Tab

Ticker

6/recent/ticker-posts

REVIEW - VANGUARD (2020)

 

Sebagaimana film yang dibintangi oleh Jackie Chan kebanyakan (meski di film ini porsinya tak terlalu dominan), jualan Vanguard, selain nama tenar sang aktor adalah aksi berbalut komedi yang berada dalam taraf cukup tinggi. Rentetan baku tembak pula aksi akrobatik dilipatgandakan, belum lagi jika menyebut sentuhan petualangan layaknya tontonan semacam Indiana Jones serta deretan alat canggih (mesin drone berbentuk lebah dan merpati) dikedepankan. Selama anda tak mengharap lebih dan murni mencari hiburan, Vanguard adalah tontonan yang cukup memuaskan, tanpa memikirkan logika dan murni menikmatinya dengan alasan melepas penat.


Qin Guoli (Jackson Lou) adalah seorang akuntan yang mendapati sebuah serangan, setelah sebelumnya secara paksa berhubungan dengan pemimpin anggota teroris bernama Brother of Vengeance yang bersarang di Timur Tengah. Setelah kematian sang pemimpin, kini giliran Omar (Eyad Hourani) yang merupakan putra petinggi kelompok-menuntut balas pula uang yang disimpan oleh Qin, disamping keberadaan senjata pemusnah massal yang siap dikeluarkan.


Tak butuh lama untuk kita menikmati deretan aksinya, yang sedari paruh awal diperlihatkan dalam sebuah adegan penyerangan terhadap Qin oleh Arctic Wolves, sementara dua protagonis kita, Lei Zhenyu (Yang Yang) dan Zhang Kaixuan (Ai Lun) yang merupakan anggota Vanguard (sebuah firma internasional yang melayani perlindungan bagi kliennya yang membutuhkan pertolongan khusus) menyelamatkannya, karena Qin merupakan salah satu klien VIP-nya.

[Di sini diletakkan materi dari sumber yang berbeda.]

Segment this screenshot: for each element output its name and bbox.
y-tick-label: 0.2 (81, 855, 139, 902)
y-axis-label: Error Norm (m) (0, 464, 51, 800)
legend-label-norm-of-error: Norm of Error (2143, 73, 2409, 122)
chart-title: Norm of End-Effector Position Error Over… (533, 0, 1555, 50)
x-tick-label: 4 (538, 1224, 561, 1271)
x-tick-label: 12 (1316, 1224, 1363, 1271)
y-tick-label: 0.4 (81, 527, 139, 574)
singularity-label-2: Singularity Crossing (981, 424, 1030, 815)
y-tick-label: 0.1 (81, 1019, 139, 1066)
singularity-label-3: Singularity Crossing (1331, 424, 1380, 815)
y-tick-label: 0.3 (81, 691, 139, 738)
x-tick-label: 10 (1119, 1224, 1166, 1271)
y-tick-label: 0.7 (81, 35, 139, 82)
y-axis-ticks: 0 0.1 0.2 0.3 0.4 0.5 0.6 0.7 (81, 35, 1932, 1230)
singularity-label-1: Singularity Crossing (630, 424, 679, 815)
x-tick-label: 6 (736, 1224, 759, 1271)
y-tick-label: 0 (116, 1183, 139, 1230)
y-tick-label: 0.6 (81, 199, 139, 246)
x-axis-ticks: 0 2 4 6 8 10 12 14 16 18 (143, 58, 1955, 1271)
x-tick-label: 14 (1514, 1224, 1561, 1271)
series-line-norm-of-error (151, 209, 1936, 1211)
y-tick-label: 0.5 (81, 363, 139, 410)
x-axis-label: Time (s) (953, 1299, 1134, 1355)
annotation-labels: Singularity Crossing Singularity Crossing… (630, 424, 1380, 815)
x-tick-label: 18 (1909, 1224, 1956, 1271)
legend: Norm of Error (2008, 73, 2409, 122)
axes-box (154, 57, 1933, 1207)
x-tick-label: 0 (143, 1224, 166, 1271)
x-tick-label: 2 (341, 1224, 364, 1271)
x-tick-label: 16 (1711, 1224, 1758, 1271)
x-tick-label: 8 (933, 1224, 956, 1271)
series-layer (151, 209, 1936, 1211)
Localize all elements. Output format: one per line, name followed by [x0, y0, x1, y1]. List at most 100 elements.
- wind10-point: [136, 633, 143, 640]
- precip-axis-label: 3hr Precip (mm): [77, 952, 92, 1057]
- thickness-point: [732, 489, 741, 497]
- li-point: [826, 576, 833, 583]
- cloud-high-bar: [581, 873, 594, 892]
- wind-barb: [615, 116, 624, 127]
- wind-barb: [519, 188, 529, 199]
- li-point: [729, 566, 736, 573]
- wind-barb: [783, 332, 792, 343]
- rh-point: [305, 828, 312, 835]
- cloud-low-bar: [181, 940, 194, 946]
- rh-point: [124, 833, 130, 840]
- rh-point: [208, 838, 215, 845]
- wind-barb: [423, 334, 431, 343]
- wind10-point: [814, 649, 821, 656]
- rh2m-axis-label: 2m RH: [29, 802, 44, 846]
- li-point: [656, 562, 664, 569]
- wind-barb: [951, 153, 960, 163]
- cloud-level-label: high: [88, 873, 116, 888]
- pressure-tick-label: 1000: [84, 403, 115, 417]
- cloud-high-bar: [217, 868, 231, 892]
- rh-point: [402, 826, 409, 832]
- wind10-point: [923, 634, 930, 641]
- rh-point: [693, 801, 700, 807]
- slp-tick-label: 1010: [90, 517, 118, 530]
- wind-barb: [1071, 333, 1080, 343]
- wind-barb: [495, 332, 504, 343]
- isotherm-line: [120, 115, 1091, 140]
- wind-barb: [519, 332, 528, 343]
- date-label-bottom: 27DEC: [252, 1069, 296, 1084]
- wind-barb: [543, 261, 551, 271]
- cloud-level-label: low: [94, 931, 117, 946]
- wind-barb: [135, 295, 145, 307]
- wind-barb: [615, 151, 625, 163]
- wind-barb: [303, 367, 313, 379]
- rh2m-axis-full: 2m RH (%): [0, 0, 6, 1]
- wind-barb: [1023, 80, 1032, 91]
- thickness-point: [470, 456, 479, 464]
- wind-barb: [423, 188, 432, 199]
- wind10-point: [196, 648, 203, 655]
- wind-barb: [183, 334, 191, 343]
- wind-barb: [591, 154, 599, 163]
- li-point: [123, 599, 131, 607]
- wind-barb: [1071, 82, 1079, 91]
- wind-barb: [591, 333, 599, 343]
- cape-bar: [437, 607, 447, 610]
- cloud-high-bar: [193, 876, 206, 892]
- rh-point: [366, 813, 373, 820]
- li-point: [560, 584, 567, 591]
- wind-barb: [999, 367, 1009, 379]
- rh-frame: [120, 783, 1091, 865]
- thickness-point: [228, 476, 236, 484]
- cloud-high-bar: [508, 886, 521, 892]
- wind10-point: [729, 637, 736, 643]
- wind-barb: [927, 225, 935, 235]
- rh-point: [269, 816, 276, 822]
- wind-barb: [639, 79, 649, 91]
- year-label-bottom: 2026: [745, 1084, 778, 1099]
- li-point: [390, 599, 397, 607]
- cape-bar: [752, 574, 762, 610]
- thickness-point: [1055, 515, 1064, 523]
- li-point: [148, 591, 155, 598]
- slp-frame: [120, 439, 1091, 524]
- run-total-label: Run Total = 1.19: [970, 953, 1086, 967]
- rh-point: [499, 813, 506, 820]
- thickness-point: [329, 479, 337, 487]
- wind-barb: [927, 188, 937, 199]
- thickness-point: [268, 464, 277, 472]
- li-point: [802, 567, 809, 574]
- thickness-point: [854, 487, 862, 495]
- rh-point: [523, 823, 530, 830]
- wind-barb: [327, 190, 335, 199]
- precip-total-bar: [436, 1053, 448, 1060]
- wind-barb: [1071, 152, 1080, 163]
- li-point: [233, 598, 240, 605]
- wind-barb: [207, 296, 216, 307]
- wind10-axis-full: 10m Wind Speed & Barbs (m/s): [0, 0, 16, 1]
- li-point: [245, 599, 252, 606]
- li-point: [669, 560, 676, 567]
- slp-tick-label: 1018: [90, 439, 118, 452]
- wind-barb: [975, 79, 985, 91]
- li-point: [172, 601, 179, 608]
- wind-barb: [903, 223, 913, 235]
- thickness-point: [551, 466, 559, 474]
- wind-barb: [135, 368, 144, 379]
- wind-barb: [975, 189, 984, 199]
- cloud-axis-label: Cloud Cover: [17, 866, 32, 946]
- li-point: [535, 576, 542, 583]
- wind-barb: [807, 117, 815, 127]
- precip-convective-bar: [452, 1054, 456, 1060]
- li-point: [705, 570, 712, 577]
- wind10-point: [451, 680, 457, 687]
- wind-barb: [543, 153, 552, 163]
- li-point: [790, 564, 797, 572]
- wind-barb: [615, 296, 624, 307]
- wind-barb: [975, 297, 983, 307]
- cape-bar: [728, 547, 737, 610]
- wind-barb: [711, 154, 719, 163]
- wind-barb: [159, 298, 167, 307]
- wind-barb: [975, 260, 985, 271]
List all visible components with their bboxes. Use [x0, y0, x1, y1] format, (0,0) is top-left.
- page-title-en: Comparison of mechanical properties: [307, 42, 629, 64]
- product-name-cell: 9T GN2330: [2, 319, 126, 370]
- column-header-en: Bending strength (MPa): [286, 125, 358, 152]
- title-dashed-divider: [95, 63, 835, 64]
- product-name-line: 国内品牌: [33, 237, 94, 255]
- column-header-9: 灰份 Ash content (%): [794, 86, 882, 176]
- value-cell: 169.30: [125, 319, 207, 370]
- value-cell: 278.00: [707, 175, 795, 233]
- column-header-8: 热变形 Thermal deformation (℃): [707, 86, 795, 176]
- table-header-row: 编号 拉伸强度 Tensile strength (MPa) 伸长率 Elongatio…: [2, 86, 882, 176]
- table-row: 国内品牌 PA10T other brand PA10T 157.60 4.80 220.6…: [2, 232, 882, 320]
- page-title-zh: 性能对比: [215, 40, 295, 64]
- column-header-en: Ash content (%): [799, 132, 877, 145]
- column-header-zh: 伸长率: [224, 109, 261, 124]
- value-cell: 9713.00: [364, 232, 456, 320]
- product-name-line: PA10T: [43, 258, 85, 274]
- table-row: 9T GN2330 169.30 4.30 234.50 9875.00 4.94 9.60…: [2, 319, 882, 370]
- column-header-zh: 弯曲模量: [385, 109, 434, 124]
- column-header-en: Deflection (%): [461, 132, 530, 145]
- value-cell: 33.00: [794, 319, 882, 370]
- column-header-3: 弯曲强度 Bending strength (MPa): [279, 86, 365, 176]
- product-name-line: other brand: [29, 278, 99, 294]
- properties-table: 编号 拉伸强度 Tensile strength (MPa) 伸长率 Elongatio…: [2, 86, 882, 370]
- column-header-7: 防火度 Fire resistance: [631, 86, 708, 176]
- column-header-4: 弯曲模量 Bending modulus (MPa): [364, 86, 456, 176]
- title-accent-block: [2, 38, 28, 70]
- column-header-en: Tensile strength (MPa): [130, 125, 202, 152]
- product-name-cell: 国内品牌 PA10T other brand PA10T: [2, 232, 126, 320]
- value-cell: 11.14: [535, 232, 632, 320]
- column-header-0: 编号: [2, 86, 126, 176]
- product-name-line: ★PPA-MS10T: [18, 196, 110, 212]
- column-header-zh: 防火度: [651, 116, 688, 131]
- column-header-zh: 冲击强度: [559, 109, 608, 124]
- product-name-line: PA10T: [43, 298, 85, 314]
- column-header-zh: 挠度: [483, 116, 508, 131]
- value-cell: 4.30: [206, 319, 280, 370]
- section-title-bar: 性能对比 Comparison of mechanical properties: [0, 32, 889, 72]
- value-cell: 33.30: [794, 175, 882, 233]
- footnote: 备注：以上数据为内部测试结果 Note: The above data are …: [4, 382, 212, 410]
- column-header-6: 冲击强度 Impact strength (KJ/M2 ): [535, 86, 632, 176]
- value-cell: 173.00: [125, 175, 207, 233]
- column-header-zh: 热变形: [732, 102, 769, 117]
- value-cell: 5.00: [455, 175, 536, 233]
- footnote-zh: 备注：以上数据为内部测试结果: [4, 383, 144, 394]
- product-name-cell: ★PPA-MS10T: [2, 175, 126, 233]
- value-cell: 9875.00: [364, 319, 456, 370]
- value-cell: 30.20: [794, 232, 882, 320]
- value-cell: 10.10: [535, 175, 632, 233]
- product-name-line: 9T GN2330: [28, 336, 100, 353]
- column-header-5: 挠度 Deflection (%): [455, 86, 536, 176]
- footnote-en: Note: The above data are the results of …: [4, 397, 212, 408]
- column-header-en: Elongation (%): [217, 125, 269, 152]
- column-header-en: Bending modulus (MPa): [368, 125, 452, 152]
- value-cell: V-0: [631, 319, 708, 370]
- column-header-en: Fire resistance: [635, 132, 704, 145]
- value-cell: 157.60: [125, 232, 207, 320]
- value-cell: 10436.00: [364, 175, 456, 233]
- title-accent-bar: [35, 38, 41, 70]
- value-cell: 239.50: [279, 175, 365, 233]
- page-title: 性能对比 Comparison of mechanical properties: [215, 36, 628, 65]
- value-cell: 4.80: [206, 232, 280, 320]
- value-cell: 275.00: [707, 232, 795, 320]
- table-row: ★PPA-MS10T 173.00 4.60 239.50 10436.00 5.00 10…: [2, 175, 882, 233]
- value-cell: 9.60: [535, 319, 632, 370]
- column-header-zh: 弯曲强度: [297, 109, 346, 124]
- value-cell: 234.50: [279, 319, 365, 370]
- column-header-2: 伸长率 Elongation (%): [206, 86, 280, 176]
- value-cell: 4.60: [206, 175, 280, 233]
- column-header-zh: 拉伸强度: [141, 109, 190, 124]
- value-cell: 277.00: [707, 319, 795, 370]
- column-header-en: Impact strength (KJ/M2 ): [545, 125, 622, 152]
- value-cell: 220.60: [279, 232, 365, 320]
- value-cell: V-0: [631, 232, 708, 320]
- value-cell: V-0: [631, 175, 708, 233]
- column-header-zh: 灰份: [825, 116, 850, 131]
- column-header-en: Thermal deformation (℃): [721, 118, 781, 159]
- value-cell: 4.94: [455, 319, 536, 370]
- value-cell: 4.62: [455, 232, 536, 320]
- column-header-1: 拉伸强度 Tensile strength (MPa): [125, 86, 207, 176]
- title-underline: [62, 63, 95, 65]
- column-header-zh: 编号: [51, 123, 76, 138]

Vanguard dipimpin oleh Tan Huanting (Jackie Chan), yang pada misi ini turut tangan karena setelah penyerangan terhadap Qin gagal, Omar meminta pasukab Arctic Wolves untuk menculik putri semata wayang Qin, Fareeda (Ruohan Xu) yang tengah berada di Afrika, menjadi seorang aktivis pelindung satwa liar. Sampai ini, anda paham bagaimana narasinya berjalan, yang tak memberikan kedalaman lebih selain menghantarkannya pada gelaran aksi pula petualangan yang jauh dari kata membosankan.


Menandai kali keenam Jackie Chan bekerja sama dengan penulis-sutradara Stanley Tong, setelah terakhir kali terlihat dalam Kung Fu Yoga (2017), Vanguard tersusun atas pola formulaik, tanpa basa-basi pula kerumitan layaknya tontonan yang ingin tampil pintar. Itulah sebabanya, mudah untuk terkoneksi langsung dengannya tanpa perlu mempermasalahkan segala tetek-bengek yang akan menguras otak, karena (sekali lagi) pada dasarnya, Vanguard adalah sajian eskapisme yang dibutuhkan tatkala libur perayaan Tahun Baru China, yang turut disinggung pula diberi panggung.


Aksinya tersaji variatif, mulai dari aksi kejar-kejaran hingga baku tembak yang melibatkan jetski dalam hamparan sungai pula air terjun, yang disusun sedemikian rapi, meski dibeberapa adegan kentara terlihat kasar, sebutlah pemakaian CGI yang diterapkan pada singa artifisial. Pun, beberapa gelaran tampil begitu masif, yang rasanya sulit untuk berpaling pada layar.


Bukan tanpa cela, Vanguard sendiri banyak meninggalkan tanya, salah satunya terkait misi utama Vanguard yang enggan membantu para klien yang serakah, itu dilantangkan secara vokal dalam salah satu adegan, yang jika ditilik ulang amat bermasalah dengan apa yang sedang diperjuangkan. Pun, elemen terkait senjata pemusnah massal, tak lebih dari sekedar pernak-pernik yang kedalamannya sebatas tempelan dan gampang terlupakan.


Paruh ketiganya mungkin yang paling lemah, mengingat aksi sebelumnya yang tampil lebih mewah. Namun, ini bukanlah sebuah permasalahan mengingat tujuan utama Vanguard adalah memberikan hiburan di waktu luang dan senggang. Untuk urusan itu, Vanguard tampil tepat sasaran, sekaligus kembali membuktikan bahwa persona Jackie Chan sukar untuk luntur, menyusul setelahnya adalah pendatang baru, Yang Yang, yang setelah ini, kiprahnya dalam dunia perfilman akan melesat, sama halnya dengan Mi Ya sebagai Miya Muqi, satu-satunya anggota perempuan dalam Vanguard, yang penampilannya sempurna memancarkan aura femme fatale.